Het steunpunttype Poerfundering (voorheen Funderingsblok) is van toepassing op een scala aan steunpunttypen in SCIA Engineer. Vanaf nu wordt niet alleen de stijfheid onder de structuur in aanmerking genomen, maar is het tevens mogelijk om de stabiliteit van de poerfundering te controleren volgens EN 1997-1: Geotechnisch ontwerp - Deel 1: Algemene regels, 2004.

Er kunnen drie verschillende controles worden uitgevoerd:

  • controle van het draagvermogen;
  • controle van de glijweerstand;
  • controle van de excentriciteit.

Daarnaast kunnen met de AutoDesign-tool de afmetingen van de poerfundering worden geoptimaliseerd. U kunt de maximale spanning afkomstig uit een geotechnisch rapport invoeren en deze waarde voor het automatische ontwerp gebruiken. De eigenschappen van de poerfundering worden gedefinieerd door:

  • geometrie van de poerfundering;
  • eigenschappen van de ondergrond.

Er zijn tools beschikbaar voor het ontwerpen en optimaliseren van een of meer geselecteerde poerfunderingen, en in de algemene AutoDesign-functie voor de optimalisatie van alle poerfunderingen in het model.

Geotechnische combinaties

Voor de funderingscontrole zijn Set B en Set C van de EN-ULS-combinatie (STR/GEO) zoals gedefinieerd in EN 1990 beschikbaar.

Voor de controle wordt automatisch een GEO-resultaatklasse gemaakt. Deze klasse bevat alle combinaties van typen: EN-ULS (STR/GEO) Set B en EN-ULS (STR/GEO) Set C. Deze laatste wordt specifiek gebruikt voor geotechnisch ontwerp volgens ontwerpmethode 1.

Poerfundering invoeren

De geometrie en andere eigenschappen van poerfunderingen worden ingevoerd in het dialoogvenster Poerfundering. Tevens is de ondergrondbibliotheek gekoppeld aan de poerfunderingseigenschappen.

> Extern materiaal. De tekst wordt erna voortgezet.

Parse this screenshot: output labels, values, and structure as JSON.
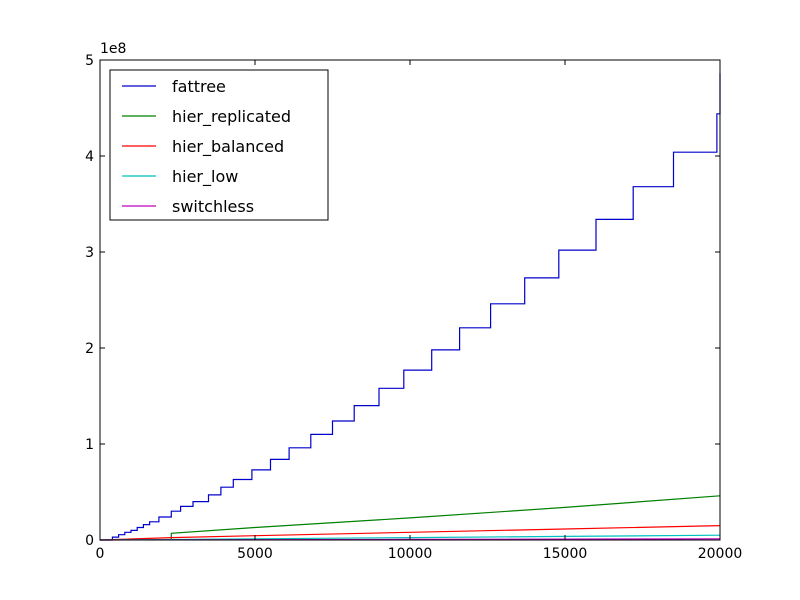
{
  "chart_data": {
    "type": "line",
    "title": "",
    "xlabel": "",
    "ylabel": "",
    "y_offset_label": "1e8",
    "xlim": [
      0,
      20000
    ],
    "ylim": [
      0,
      5
    ],
    "x_ticks": [
      0,
      5000,
      10000,
      15000,
      20000
    ],
    "x_tick_labels": [
      "0",
      "5000",
      "10000",
      "15000",
      "20000"
    ],
    "y_ticks": [
      0,
      1,
      2,
      3,
      4,
      5
    ],
    "y_tick_labels": [
      "0",
      "1",
      "2",
      "3",
      "4",
      "5"
    ],
    "grid": false,
    "legend_position": "top-left",
    "series": [
      {
        "name": "fattree",
        "color": "#0000cc",
        "style": "step",
        "x": [
          0,
          400,
          600,
          800,
          1000,
          1200,
          1400,
          1600,
          1900,
          2300,
          2600,
          3000,
          3500,
          3900,
          4300,
          4900,
          5500,
          6100,
          6800,
          7500,
          8200,
          9000,
          9800,
          10700,
          11600,
          12600,
          13700,
          14800,
          16000,
          17200,
          18500,
          19900,
          20000
        ],
        "y": [
          0,
          0.03,
          0.055,
          0.08,
          0.1,
          0.13,
          0.16,
          0.19,
          0.24,
          0.3,
          0.35,
          0.4,
          0.47,
          0.55,
          0.63,
          0.73,
          0.84,
          0.96,
          1.1,
          1.24,
          1.4,
          1.58,
          1.77,
          1.98,
          2.21,
          2.46,
          2.73,
          3.02,
          3.34,
          3.68,
          4.04,
          4.44,
          4.86
        ]
      },
      {
        "name": "hier_replicated",
        "color": "#008000",
        "style": "line",
        "x": [
          2300,
          2300,
          5000,
          10000,
          15000,
          20000
        ],
        "y": [
          0,
          0.07,
          0.13,
          0.23,
          0.34,
          0.46
        ]
      },
      {
        "name": "hier_balanced",
        "color": "#ff0000",
        "style": "line",
        "x": [
          0,
          2300,
          5000,
          10000,
          15000,
          20000
        ],
        "y": [
          0,
          0.025,
          0.045,
          0.08,
          0.115,
          0.15
        ]
      },
      {
        "name": "hier_low",
        "color": "#00bfbf",
        "style": "line",
        "x": [
          0,
          5000,
          10000,
          15000,
          20000
        ],
        "y": [
          0,
          0.012,
          0.025,
          0.037,
          0.05
        ]
      },
      {
        "name": "switchless",
        "color": "#bf00bf",
        "style": "line",
        "x": [
          0,
          5000,
          10000,
          15000,
          20000
        ],
        "y": [
          0,
          0.003,
          0.006,
          0.009,
          0.012
        ]
      }
    ]
  }
}
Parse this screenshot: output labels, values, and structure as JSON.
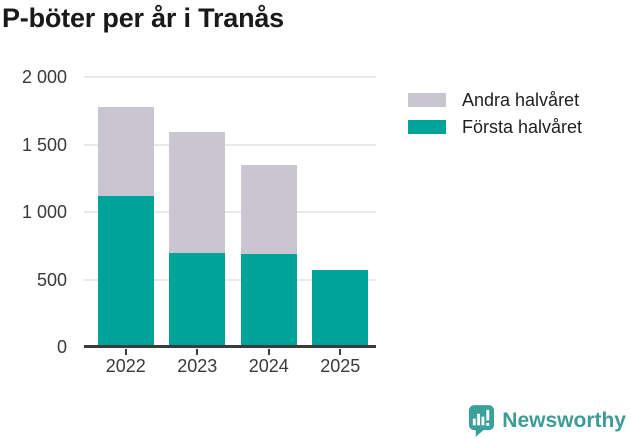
{
  "title": "P-böter per år i Tranås",
  "chart_data": {
    "type": "bar",
    "stacked": true,
    "title": "P-böter per år i Tranås",
    "categories": [
      "2022",
      "2023",
      "2024",
      "2025"
    ],
    "series": [
      {
        "name": "Första halvåret",
        "color": "#00a39a",
        "values": [
          1115,
          700,
          690,
          570
        ]
      },
      {
        "name": "Andra halvåret",
        "color": "#c9c6d1",
        "values": [
          660,
          895,
          655,
          0
        ]
      }
    ],
    "ylim": [
      0,
      2000
    ],
    "yticks": [
      {
        "value": 0,
        "label": "0"
      },
      {
        "value": 500,
        "label": "500"
      },
      {
        "value": 1000,
        "label": "1 000"
      },
      {
        "value": 1500,
        "label": "1 500"
      },
      {
        "value": 2000,
        "label": "2 000"
      }
    ],
    "grid": true,
    "legend_position": "top-right",
    "xlabel": "",
    "ylabel": ""
  },
  "legend": {
    "entries": [
      {
        "label": "Andra halvåret",
        "color": "#c9c6d1"
      },
      {
        "label": "Första halvåret",
        "color": "#00a39a"
      }
    ]
  },
  "branding": {
    "logo_text": "Newsworthy",
    "brand_color": "#3e9c98"
  }
}
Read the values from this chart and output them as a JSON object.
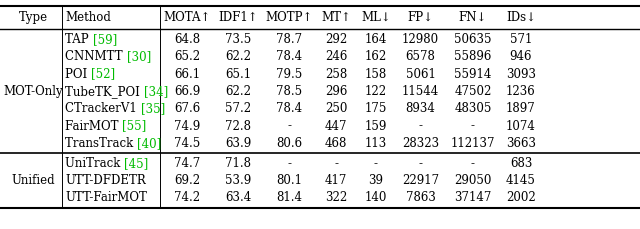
{
  "columns": [
    "Type",
    "Method",
    "MOTA↑",
    "IDF1↑",
    "MOTP↑",
    "MT↑",
    "ML↓",
    "FP↓",
    "FN↓",
    "IDs↓"
  ],
  "mot_only_rows": [
    [
      "TAP",
      "[59]",
      "64.8",
      "73.5",
      "78.7",
      "292",
      "164",
      "12980",
      "50635",
      "571"
    ],
    [
      "CNNMTT",
      "[30]",
      "65.2",
      "62.2",
      "78.4",
      "246",
      "162",
      "6578",
      "55896",
      "946"
    ],
    [
      "POI",
      "[52]",
      "66.1",
      "65.1",
      "79.5",
      "258",
      "158",
      "5061",
      "55914",
      "3093"
    ],
    [
      "TubeTK_POI",
      "[34]",
      "66.9",
      "62.2",
      "78.5",
      "296",
      "122",
      "11544",
      "47502",
      "1236"
    ],
    [
      "CTrackerV1",
      "[35]",
      "67.6",
      "57.2",
      "78.4",
      "250",
      "175",
      "8934",
      "48305",
      "1897"
    ],
    [
      "FairMOT",
      "[55]",
      "74.9",
      "72.8",
      "-",
      "447",
      "159",
      "-",
      "-",
      "1074"
    ],
    [
      "TransTrack",
      "[40]",
      "74.5",
      "63.9",
      "80.6",
      "468",
      "113",
      "28323",
      "112137",
      "3663"
    ]
  ],
  "unified_rows": [
    [
      "UniTrack",
      "[45]",
      "74.7",
      "71.8",
      "-",
      "-",
      "-",
      "-",
      "-",
      "683"
    ],
    [
      "UTT-DFDETR",
      "",
      "69.2",
      "53.9",
      "80.1",
      "417",
      "39",
      "22917",
      "29050",
      "4145"
    ],
    [
      "UTT-FairMOT",
      "",
      "74.2",
      "63.4",
      "81.4",
      "322",
      "140",
      "7863",
      "37147",
      "2002"
    ]
  ],
  "ref_color": "#00bb00",
  "text_color": "#000000",
  "font_size": 8.5
}
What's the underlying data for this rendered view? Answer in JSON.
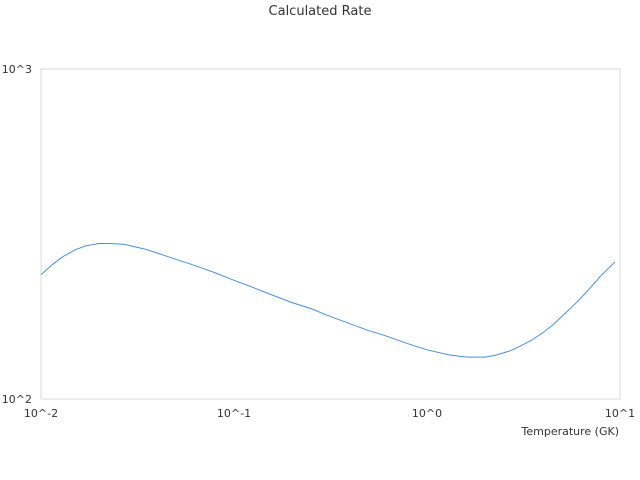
{
  "chart_data": {
    "type": "line",
    "title": "Calculated Rate",
    "xlabel": "Temperature (GK)",
    "ylabel": "",
    "x_scale": "log",
    "y_scale": "log",
    "xlim": [
      0.01,
      10
    ],
    "ylim": [
      100,
      1000
    ],
    "x_ticks": [
      "10^-2",
      "10^-1",
      "10^0",
      "10^1"
    ],
    "y_ticks": [
      "10^2",
      "10^3"
    ],
    "grid": false,
    "legend": "none",
    "series": [
      {
        "color": "#4a90d9",
        "x": [
          0.01,
          0.0115,
          0.013,
          0.015,
          0.017,
          0.02,
          0.023,
          0.027,
          0.03,
          0.035,
          0.04,
          0.05,
          0.06,
          0.07,
          0.08,
          0.1,
          0.12,
          0.15,
          0.2,
          0.25,
          0.3,
          0.4,
          0.5,
          0.6,
          0.8,
          1.0,
          1.3,
          1.6,
          2.0,
          2.3,
          2.7,
          3.0,
          3.5,
          4.0,
          4.5,
          5.0,
          6.0,
          7.0,
          8.0,
          9.4
        ],
        "y": [
          238,
          256,
          270,
          283,
          291,
          296,
          296,
          294,
          290,
          284,
          277,
          265,
          256,
          248,
          241,
          229,
          220,
          209,
          196,
          188,
          180,
          169,
          161,
          156,
          147,
          141,
          136,
          134,
          134,
          136,
          140,
          144,
          151,
          159,
          168,
          178,
          197,
          217,
          237,
          260
        ]
      }
    ]
  }
}
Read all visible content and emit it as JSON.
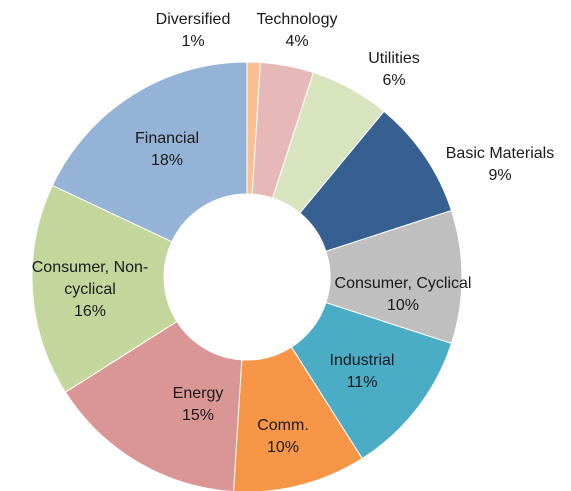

Stabiliteitscontrole voor poerfunderingen

Over het algemeen worden drie verschillende controles uitgevoerd:

  • Er wordt een controle van het draagvermogen uitgevoerd volgens art. 6.5.2 en Bijlage D van EN 1997-1. De verticale ontwerpbelasting Vd moet gelijk zijn aan of kleiner zijn dan het draagvermogen Rd.
  • Er wordt een glijweerstandscontrole wordt uitgevoerd volgens art. 6.5.3 van EN 1997-1. De horizontale ontwerpbelasting Hd moet gelijk zijn aan of kleiner dan de som van de schuifweerstand Rd en het positieve effect van de gronddruk aan de kant van de fundering Rp,d.
  • Er wordt een excentriciteitscontrole uitgevoerd volgens art.6.5.4 van EN 1997-1: speciale voorzorgsmaatregelen zijn vereist voor belastingen met grote excentriciteiten.

Welke veiligheids- en weerstandsfactoren tijdens de controle worden toegepast, is afhankelijk van de ontwerpmethode die in de geotechnische instellingen is gekozen (drie mogelijkheden).

AutoDesign

Er is tevens een optimalisatietool voor poerfunderingen beschikbaar. Hiermee kunt u makkelijk een optimale geometrie voor het funderingsblok zoeken. U kunt een van de afmetingen van de poerfundering kiezen, of zelfs verschillende parameters in één stap optimaliseren. Dit wordt de gevoeligheidsoptimalisatie genoemd: een methode om de gevoeligheid van verschillende parameters voor de controle te toetsen.

Voor elk van de drie hoofdcontroles kan de maximale controlelimiet worden geconfigureerd.